Talune richieste dell’opposizione sono giuste e del tutto condivisibili: come si può, infatti, non essere d’accordo con la richiesta di più trasparenza nella gestione degli interessi pubblici? Come possiamo non essere d’accordo con la difesa dei lavoratori? Come possiamo, infine, non chiedere, con gli altri, più garanzie per l’informazione e l’amministrazione della giustizia, in fin dei conti i due pilastri sui quali si regge la moderna democrazia? Il sermone lo accettiamo. Quello che non accettiamo sono i predicatori, saliti sul pulpito come candide verginelle, quando ieri erano i magnaccia di una legge, quella sul conflitto d’interesse, merce di scambio negli ultimi cinque anni. Cinque anni, non un mese o qualche manciata di settimane: cinque anni. Ed è solo un esempio.
Quello che serve oggi alla sinistra è di smettere di piagnucolare come i putti. Una tradizione culturale radicata nel nostro Paese da almeno quarant’anni avrà pure seminato qualcosa, perché in tempo di carestia si possa trovare sostentamento per un’azione politica, la quale in questo frangente mostra sterilità e offuscamento visivo. Deve rimboccarsi le maniche, mostrare il profilo meno squadrista, e capire, infine, chi possa guidarla seriamente, perché ormai è chiaro che Rutelli, nella conduzione dell’oppositore, dimostra la stessa lucidità mentale di un corridore sul Pordoi e Fassino, da un paio di mesi appena segretario dei DS, passerà alla storia come Fassino il Piccolo, se non addirittura Il Breve, non appena l’asse D’Alema-Cofferati scenderà dalle steppe dello sciopero generale fino alla città della politica.

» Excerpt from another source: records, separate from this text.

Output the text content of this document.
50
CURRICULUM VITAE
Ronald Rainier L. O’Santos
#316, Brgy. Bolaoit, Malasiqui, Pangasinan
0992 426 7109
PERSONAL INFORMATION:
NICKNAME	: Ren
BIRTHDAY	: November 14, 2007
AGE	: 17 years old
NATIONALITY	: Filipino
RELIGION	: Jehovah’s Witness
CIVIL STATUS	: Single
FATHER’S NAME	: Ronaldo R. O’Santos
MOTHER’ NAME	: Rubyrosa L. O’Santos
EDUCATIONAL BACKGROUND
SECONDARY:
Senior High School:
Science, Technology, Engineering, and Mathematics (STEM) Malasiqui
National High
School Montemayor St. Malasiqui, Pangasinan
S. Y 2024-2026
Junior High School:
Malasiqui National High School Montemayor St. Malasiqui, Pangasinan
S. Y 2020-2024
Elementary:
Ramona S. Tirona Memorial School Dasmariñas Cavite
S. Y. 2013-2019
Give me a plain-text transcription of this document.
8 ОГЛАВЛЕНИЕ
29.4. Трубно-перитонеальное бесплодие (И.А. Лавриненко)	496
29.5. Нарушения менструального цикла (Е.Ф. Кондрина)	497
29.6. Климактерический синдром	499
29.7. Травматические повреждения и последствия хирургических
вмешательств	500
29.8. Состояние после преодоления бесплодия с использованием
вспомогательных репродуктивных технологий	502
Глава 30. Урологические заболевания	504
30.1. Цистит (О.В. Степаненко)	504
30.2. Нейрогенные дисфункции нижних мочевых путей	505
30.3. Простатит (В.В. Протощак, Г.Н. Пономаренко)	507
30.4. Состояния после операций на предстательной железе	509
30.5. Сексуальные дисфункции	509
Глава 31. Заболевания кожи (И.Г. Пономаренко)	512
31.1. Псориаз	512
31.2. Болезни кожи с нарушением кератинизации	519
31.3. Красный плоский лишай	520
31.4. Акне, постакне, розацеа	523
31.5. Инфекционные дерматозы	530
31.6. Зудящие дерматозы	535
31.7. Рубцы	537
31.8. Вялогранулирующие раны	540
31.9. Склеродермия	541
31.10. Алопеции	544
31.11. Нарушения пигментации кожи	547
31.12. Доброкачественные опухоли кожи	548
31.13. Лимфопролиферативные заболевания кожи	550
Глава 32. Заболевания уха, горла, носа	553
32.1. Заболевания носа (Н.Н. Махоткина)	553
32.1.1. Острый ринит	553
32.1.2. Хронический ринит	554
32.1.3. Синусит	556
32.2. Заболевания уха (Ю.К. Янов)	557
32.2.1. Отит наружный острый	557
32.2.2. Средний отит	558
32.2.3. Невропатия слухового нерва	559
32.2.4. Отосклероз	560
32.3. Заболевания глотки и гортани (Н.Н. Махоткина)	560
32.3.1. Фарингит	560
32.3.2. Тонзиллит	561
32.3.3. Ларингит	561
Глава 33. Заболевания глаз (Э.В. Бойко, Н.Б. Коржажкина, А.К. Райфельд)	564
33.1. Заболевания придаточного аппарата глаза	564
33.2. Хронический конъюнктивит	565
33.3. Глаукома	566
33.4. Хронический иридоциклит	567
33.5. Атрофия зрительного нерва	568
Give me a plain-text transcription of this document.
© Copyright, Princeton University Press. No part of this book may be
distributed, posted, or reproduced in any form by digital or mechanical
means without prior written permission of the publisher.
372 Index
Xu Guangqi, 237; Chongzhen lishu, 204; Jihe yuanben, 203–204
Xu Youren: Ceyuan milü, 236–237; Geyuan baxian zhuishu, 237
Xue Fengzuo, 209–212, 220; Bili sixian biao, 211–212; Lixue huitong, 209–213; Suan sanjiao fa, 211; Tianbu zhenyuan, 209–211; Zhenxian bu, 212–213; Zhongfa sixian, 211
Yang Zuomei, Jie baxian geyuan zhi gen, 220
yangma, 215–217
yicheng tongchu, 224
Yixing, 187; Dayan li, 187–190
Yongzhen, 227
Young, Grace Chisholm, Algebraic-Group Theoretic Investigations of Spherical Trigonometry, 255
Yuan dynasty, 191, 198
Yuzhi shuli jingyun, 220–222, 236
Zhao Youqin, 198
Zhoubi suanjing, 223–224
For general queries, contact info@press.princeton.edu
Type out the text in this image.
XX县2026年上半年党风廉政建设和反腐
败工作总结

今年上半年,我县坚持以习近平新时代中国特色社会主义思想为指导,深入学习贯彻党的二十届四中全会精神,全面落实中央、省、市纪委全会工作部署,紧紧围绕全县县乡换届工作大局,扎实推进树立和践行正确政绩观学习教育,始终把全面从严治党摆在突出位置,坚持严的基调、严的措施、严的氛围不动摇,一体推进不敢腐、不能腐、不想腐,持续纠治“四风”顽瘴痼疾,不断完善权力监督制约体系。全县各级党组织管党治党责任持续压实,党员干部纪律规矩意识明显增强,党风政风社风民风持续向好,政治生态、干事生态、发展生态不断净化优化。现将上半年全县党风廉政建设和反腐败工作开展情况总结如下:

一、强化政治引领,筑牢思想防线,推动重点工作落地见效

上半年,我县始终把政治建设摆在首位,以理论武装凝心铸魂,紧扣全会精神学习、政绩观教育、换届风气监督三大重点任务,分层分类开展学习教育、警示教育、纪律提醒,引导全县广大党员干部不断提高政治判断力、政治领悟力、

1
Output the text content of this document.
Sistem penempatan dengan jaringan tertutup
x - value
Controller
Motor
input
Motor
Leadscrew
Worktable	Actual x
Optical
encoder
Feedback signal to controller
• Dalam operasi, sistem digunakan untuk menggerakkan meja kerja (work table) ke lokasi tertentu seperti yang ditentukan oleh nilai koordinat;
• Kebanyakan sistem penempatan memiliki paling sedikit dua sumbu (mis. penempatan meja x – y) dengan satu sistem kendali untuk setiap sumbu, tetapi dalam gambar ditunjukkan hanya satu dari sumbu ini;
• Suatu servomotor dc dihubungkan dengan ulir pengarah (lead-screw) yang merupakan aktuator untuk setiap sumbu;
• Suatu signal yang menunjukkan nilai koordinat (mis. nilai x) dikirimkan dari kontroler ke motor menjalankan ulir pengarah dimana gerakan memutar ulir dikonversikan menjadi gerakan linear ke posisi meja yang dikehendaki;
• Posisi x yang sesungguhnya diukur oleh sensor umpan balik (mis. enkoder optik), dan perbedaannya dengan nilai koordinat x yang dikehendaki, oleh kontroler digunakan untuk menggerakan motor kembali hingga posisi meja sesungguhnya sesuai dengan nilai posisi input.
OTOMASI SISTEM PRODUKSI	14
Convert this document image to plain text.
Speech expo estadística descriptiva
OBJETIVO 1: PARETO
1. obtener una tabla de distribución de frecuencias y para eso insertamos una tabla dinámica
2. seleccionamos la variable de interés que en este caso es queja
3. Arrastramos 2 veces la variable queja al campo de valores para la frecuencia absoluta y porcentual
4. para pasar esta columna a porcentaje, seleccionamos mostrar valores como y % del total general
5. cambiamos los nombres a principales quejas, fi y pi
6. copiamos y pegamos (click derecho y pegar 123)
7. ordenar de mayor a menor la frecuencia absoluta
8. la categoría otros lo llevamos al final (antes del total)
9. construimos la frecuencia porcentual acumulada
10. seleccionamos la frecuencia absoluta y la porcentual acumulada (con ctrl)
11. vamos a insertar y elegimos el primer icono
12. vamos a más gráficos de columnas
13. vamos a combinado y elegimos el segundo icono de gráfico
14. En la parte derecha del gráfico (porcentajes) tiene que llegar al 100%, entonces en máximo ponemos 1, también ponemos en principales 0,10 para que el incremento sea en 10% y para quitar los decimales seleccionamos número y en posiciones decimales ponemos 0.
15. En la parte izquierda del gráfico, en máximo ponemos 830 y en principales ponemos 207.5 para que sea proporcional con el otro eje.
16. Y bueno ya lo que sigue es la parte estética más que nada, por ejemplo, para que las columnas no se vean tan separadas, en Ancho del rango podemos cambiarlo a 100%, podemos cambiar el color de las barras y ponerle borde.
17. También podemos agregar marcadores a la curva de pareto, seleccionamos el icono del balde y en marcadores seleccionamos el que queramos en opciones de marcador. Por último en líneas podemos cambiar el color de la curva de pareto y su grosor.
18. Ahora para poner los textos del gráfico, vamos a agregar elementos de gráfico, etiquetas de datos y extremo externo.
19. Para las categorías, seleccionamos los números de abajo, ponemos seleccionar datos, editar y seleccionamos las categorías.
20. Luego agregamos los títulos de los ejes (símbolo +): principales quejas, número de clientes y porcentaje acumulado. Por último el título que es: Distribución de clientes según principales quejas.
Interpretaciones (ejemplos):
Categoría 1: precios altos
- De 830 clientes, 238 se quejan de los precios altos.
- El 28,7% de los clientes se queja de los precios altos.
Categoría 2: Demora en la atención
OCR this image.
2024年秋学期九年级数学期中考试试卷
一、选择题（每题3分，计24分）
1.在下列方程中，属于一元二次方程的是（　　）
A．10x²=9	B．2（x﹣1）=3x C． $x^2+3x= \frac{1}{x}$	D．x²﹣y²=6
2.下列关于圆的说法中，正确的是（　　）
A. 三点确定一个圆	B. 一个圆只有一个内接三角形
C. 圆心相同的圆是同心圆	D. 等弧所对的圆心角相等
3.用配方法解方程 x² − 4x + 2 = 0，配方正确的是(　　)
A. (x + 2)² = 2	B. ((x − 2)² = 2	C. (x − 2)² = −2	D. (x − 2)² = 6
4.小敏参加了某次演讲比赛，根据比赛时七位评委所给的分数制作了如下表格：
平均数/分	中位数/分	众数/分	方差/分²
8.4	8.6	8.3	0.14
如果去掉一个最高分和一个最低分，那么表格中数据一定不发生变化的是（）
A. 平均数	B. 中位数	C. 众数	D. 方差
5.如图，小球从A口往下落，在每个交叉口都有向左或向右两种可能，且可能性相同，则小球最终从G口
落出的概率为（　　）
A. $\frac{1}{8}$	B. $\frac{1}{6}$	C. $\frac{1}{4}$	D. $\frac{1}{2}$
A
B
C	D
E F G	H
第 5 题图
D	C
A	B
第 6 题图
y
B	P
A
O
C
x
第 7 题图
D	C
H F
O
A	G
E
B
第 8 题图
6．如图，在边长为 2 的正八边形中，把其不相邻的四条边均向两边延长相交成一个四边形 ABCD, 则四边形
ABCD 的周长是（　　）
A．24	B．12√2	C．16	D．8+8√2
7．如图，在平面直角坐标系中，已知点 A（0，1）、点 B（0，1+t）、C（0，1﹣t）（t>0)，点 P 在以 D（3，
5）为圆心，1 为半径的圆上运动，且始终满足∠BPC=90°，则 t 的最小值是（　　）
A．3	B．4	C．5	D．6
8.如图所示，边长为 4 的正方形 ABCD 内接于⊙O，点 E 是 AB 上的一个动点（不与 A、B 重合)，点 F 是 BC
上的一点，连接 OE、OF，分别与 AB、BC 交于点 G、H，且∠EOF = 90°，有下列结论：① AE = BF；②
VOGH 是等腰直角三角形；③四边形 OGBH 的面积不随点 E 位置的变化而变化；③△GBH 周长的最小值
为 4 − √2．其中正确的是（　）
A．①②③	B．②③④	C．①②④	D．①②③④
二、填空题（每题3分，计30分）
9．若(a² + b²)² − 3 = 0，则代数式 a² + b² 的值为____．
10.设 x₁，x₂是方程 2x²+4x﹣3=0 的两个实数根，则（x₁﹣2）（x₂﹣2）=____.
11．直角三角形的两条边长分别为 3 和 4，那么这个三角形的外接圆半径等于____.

Le serve, infine, comprendere le ragioni che l’hanno portata alla sconfitta, le quali non possono essere liquidati con “l’incapacità della sinistra di pretendere in giro gli italiani come ha fatto Berlusconi”: le analisi politiche sono qualcosa di diverso delle scuse ironiche di bambini viziati, e meno pesanti da sostenere, se confrontate con accuse che hanno dell’incredibile, come quelle che vorrebbero l’elettorato del centrodestra ignorante e mafioso. Ogni onesto cittadino, se così stessero davvero le cose, piuttosto che tentare di riconquistare gente del genere, dovrebbe tenerla lontana.
Lontana, non chiamarla allo sciopero generale.